The pathophysiology of serious depression may be related to a dysfunctional complement system (MDD). In addition, the incidence of depression in later life has been linked to exposure to trauma in childhood, possibly due to immunological activation. The purpose of this study was to examine the association between adult Post-traumatic stress disorder and peripheral levels of complement C3, C3a, C1q, and C-reactive protein (CRP) in patients with MDD and healthy controls.

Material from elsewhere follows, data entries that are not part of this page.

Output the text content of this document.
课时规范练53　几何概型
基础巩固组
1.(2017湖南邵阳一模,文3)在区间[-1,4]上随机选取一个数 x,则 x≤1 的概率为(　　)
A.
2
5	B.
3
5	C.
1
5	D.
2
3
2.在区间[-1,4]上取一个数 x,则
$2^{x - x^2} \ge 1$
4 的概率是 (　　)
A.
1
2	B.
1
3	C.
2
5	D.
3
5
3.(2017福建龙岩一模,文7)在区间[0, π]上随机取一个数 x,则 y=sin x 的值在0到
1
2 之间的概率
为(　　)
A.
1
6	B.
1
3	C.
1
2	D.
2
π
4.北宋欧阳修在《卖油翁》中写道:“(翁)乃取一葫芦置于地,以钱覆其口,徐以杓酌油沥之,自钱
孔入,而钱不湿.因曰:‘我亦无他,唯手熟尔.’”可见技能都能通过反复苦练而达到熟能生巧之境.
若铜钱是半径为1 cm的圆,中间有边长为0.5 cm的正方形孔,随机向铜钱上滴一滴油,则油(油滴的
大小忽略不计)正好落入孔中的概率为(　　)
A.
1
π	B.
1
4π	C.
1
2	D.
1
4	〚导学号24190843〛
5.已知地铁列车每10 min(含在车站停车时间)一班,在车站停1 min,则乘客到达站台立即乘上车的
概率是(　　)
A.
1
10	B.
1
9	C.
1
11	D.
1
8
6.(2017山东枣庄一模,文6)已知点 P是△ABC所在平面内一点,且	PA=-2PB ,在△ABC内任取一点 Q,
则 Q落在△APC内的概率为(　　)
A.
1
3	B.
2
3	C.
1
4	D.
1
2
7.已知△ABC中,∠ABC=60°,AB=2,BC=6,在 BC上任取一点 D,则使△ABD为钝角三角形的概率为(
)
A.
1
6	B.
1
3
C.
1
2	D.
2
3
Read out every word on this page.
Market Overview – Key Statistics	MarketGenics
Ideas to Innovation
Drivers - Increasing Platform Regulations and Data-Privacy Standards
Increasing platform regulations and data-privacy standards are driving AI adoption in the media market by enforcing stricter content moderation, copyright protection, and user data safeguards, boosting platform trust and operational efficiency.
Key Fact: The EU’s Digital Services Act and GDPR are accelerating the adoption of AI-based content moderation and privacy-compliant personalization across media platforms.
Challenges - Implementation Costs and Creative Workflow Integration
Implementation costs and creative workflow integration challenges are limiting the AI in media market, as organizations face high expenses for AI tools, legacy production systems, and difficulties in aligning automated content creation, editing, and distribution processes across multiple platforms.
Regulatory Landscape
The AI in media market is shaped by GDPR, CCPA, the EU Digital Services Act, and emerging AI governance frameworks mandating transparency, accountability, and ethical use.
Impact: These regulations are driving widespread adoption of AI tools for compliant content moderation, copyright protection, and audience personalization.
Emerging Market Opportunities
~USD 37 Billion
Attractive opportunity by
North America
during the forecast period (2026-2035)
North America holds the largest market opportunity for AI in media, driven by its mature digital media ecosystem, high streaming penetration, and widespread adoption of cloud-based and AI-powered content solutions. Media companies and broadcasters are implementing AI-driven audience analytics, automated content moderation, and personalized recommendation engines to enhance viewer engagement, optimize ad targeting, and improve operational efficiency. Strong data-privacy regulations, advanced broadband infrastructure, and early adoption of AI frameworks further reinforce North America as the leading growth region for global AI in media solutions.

About 49 people with MDD who were not taking medication and 45 who were not sick served as participants. A childhood trauma questionnaire was given to all participants, and then blood was taken to analyze complement levels (C3, C3a, C1q, and CRP) using an enzyme-linked immunosorbent assay. Medication-free MDD patients had a larger concentration of C3 and C3 in their peripheral plasma than the healthy controls, whereas the depressed patients had a similar concentration of C1q and CRP to the healthy controls.

Patients diagnosed with MDD did not show any correlation between exposure to these inflammatory variables and a history of childhood trauma. Despite the lack of association between traumatic childhood experiences and circulating levels of complement C3, C3a, C1q, and CRP, our data suggest that complement C3 and C3 a may be involved in the pathophysiology of MDD.